Wake Word Detection: Activates on "hey vex" (configurable)
Wake Aliases: Define additional trigger phrases
Optional Text Responses: Mirror voice replies to a text channel
Conversation History: Maintains context across turns (configurable max)
Idle Timeout: Automatically leaves the channel after a period of inactivity

Configuration

{
  "voice": {
    "assistant": {
      "enabled": true,
      "wakeWord": "hey vex",
      "wakeAliases": ["vex", "hey bot"],
      "respondWithText": false,
      "idleTimeout": 300,
      "maxHistoryTurns": 10
    }
  }
}

ℹ️ How It Works

The assistant continuously listens while undeafened.
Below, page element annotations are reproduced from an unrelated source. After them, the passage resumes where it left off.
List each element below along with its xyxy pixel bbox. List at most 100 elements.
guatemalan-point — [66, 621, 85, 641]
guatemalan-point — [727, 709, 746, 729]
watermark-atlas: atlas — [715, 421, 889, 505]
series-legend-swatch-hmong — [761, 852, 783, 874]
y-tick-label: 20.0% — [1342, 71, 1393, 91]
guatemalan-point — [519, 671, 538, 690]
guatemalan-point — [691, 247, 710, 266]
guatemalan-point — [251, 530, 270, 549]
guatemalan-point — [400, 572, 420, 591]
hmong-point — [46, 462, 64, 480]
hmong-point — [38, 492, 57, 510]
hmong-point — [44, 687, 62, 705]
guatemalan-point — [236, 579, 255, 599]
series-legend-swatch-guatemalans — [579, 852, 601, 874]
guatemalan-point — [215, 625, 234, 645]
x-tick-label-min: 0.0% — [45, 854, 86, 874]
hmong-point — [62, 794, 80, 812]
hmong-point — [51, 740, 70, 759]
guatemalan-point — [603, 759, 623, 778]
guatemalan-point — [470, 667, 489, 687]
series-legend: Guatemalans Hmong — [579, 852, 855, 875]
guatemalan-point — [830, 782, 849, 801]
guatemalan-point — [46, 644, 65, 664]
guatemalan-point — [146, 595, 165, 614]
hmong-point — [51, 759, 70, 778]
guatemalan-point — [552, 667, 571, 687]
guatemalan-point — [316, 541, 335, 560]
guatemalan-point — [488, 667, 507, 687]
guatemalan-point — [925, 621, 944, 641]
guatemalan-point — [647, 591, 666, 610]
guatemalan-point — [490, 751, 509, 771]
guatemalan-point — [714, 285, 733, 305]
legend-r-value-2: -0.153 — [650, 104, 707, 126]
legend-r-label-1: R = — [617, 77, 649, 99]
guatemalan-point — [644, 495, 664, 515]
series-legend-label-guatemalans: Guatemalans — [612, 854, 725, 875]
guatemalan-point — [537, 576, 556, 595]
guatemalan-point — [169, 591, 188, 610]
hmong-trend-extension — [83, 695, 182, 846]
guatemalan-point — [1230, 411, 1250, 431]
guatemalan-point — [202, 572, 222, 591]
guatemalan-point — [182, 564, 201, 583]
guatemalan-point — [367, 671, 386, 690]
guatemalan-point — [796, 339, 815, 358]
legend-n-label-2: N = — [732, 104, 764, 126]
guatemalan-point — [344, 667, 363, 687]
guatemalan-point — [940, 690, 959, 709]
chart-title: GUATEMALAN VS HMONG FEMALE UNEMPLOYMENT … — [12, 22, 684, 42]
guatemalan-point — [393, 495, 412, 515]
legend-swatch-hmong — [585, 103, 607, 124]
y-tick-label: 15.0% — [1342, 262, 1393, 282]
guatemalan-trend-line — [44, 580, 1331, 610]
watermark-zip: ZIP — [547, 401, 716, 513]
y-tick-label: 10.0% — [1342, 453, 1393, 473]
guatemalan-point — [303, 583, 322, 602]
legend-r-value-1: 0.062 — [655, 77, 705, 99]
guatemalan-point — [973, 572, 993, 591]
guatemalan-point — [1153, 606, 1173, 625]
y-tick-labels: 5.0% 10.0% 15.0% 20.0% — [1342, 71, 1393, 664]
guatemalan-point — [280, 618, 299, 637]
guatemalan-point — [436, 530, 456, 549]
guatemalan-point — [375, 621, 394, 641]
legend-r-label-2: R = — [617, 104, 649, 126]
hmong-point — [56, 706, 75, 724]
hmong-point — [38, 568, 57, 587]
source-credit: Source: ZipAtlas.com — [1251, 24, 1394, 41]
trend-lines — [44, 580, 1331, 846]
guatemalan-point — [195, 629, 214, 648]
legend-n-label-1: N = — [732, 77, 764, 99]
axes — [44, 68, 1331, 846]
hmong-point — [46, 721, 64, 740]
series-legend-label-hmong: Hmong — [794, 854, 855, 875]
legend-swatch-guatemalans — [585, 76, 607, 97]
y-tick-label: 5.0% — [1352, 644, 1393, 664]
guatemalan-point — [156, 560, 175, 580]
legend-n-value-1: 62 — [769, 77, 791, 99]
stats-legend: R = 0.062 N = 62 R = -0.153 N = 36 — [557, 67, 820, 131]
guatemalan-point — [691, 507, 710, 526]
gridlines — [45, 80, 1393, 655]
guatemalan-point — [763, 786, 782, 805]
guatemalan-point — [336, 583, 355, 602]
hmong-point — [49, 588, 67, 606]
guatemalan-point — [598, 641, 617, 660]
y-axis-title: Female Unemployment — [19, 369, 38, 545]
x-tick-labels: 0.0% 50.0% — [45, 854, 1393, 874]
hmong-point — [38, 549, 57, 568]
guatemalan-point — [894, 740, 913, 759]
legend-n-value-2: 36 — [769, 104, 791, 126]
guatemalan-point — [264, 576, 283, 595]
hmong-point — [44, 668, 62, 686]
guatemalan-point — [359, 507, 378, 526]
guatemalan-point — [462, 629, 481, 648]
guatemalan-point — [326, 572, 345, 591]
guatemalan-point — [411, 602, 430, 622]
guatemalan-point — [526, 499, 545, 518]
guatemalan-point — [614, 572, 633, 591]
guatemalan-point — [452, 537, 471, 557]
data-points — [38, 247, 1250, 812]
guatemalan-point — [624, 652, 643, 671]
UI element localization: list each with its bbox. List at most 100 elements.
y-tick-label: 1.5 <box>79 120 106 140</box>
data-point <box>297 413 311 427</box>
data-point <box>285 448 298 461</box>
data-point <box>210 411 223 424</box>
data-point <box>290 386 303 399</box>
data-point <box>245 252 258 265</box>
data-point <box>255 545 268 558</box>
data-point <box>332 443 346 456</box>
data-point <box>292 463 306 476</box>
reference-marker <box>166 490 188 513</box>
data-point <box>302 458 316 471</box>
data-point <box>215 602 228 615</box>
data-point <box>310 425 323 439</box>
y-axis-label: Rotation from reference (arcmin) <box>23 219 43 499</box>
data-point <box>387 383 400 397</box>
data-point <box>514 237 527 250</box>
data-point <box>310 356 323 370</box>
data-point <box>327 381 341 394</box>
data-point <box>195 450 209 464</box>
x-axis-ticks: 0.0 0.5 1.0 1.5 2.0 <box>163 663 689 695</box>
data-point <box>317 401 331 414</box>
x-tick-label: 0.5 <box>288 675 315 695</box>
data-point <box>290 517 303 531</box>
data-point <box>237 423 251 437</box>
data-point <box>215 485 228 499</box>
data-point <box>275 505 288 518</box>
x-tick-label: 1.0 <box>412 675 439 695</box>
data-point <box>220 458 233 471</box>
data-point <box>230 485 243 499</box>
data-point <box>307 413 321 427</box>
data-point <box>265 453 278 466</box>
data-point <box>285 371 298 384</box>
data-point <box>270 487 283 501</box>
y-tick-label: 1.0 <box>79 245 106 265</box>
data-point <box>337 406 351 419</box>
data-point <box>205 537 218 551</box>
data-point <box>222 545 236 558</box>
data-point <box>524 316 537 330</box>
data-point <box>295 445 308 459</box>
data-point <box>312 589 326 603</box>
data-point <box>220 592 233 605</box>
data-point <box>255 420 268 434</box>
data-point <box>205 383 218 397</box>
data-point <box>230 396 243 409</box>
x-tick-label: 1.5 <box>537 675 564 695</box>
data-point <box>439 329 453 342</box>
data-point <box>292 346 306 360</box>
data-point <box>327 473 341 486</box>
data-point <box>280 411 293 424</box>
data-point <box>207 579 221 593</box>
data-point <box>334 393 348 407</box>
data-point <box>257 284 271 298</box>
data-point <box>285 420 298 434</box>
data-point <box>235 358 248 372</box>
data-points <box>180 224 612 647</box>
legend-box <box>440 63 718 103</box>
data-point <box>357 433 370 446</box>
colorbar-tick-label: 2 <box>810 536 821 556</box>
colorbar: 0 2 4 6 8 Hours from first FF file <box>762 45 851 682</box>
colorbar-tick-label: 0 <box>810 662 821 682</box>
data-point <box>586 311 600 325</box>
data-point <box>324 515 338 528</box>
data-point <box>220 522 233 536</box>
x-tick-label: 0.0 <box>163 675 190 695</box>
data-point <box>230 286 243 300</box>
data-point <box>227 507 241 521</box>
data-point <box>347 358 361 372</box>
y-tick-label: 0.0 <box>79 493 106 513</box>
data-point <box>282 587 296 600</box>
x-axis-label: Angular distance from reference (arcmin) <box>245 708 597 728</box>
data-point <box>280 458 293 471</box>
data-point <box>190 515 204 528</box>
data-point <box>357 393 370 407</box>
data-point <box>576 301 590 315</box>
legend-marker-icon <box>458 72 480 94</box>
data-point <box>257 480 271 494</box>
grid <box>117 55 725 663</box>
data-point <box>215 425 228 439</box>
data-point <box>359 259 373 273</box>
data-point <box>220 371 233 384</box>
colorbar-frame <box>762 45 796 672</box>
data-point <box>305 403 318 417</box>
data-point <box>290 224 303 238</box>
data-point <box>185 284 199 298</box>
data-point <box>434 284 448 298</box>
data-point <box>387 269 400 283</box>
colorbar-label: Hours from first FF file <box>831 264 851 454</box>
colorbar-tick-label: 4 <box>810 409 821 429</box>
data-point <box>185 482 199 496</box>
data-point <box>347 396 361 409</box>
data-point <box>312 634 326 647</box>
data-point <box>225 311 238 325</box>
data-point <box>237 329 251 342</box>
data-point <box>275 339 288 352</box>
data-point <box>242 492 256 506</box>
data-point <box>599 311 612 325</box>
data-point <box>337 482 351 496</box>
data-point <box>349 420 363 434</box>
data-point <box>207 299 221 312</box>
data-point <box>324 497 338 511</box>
When it detects the wake word in transcribed speech, it captures the rest of the utterance, sends it through the full LLM pipeline (with tools), and streams the response back as TTS audio.

Self-Hosted Setup

Run the entire voice stack locally with zero API costs:

Component	Recommended	Default Port
TTS	Kokoro, runs on CPU	`8880`
STT	faster-whisper, needs GPU for real-time	`8000`

⚠️ Hardware Note

Kokoro TTS runs comfortably on CPU. However, faster-whisper requires a GPU (NVIDIA recommended) for real-time transcription performance. CPU-only transcription is possible but may introduce noticeable latency.

💡 Zero-Cost Voice Stack

Set voice.tts.provider and voice.stt.provider to "local", point each baseUrl at your local service, and you have a fully functional voice system with no API keys and no ongoing costs.